La newsletter de La Vraie Dose. Sarah a cassé un petit peu les barrières que je m’étais mises dans la tête. J’ai également beaucoup travaillé sur moi en développement personnel. Je me suis posé beaucoup de questions sur qui j’étais et sur ce que je voulais. Ça a été une multitude de petits déclics dont le plus important a été mon opération. Là, je me suis pris une grosse baffe. Je ne pensais pas que j’étais tombée si bas. C’était vraiment un cri du corps et le début de tous les changements que j’ai effectués ensuite dans ma vie personnelle et professionnelle.

Sur quelles ressources t’es-tu appuyée?

Je suis obstinée et persévérante. Je n’ai jamais été très optimiste par contre, mais je suis très organisée donc je me suis dit qu’avec un bon plan d’action et une todo list bien faite, j’y arriverais. Je parviens également à m’imposer une discipline qui me rend autonome et qui m’a permis de me lancer en me faisant confiance.

Qu’est-ce qui te faisait le plus peur en te lançant?

Au départ, j’avais peur d’échouer. Mon mari m’a beaucoup aidée à dépasser ce stade. J’ai également mis en place plein de petites étapes quand je travaillais encore, avant de me lancer. Je n’avais jamais eu de responsabilités dans mes postes. J’avais donc besoin de me rassurer et de me prouver que je serais capable de mener à bien des projets même si je n’avais personne pour me pousser. Mais aujourd’hui, paradoxalement, ma peur principale serait de réussir. Je crains notamment de ne plus avoir assez de temps pour ma famille si ça fonctionne bien. Comme je fais les produits moi-même, j’aurai plus de périodes de production et serai donc moins présente pour eux. J’ai peur de ne pas parvenir à trouver un équilibre. 

Où en es-tu du développement de ton entreprise aujourd’hui?

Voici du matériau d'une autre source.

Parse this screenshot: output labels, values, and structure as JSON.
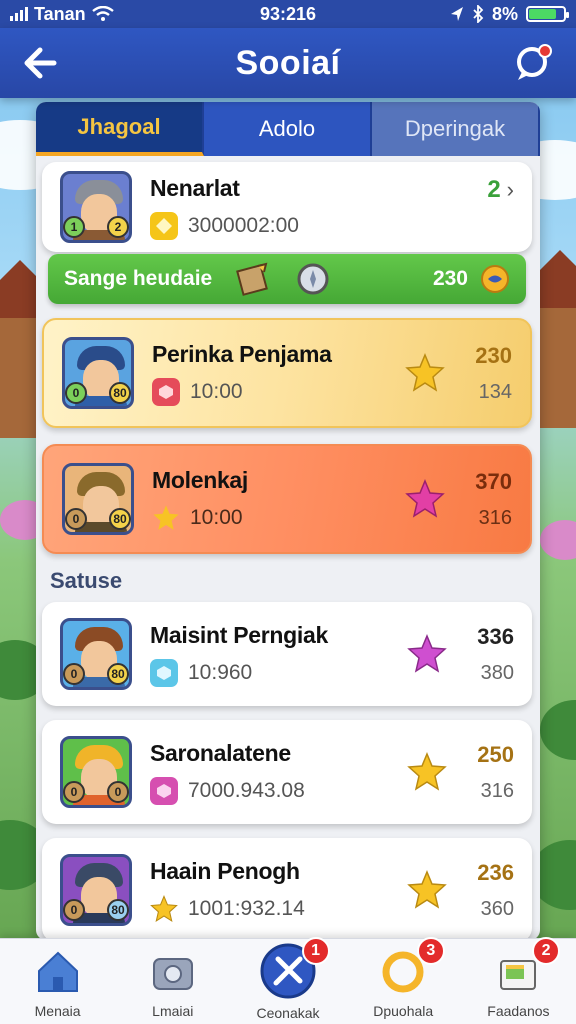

Je suis à temps plein sur mon projet depuis mai 2019, mais avec la grossesse, je n’ai pas pu faire autant d’événements que je souhaitais. J’ai donc beaucoup travaillé sur la partie virtuelle. Aujourd’hui, j’aimerais davantage me concentrer sur la partie réelle et sortir plus de la maison en faisant des événements, comme des marchés de créateurs. J’ai revu entièrement le projet en mars 2020. Le chiffre d’affaires est très bas avec le virus et le confinement, mais il y a plein de choses positives. J’ai déjà appris énormément et ça va me servir de base pour cette année. C’est vraiment ce qui me stimule : partager avec les autres et apprendre.

Quel conseil donnerais-tu à une personne qui est coincée dans un job qu’elle n’aime pas?

Quand on n’est pas bien dans son boulot, c’est une alerte. Moi c’était clairement ça. Je n’étais plus alignée avec qui j’étais réellement. J’étais alignée avec l’image de la petite fille sage que mes parents ont projetée sur moi toute ma vie. Ça a été très long à déconstruire. Le meilleur conseil, c’est donc de se poser et de prendre du temps pour déconstruire toutes les idées que les autres ont projetées sur nous et de trouver qui on est au fond.

Un livre ou un podcast à nous recommander?

Le podcast de Clotilde Dussoulier : « Change ma vie » m’a beaucoup aidée. 

Une dernière chose à ajouter?

J’ai remis ma famille au centre de mes priorités en étant à mon compte. Franchement, en salariat, avec les horaires que mon mari et moi faisions, en travaillant en plus à plus de 1 h de la maison, je ne suis pas sûre qu’on aurait eu des enfants alors que c’était important pour nous deux. Monter mon entreprise m’a donc permis de créer la vie dont j’avais envie.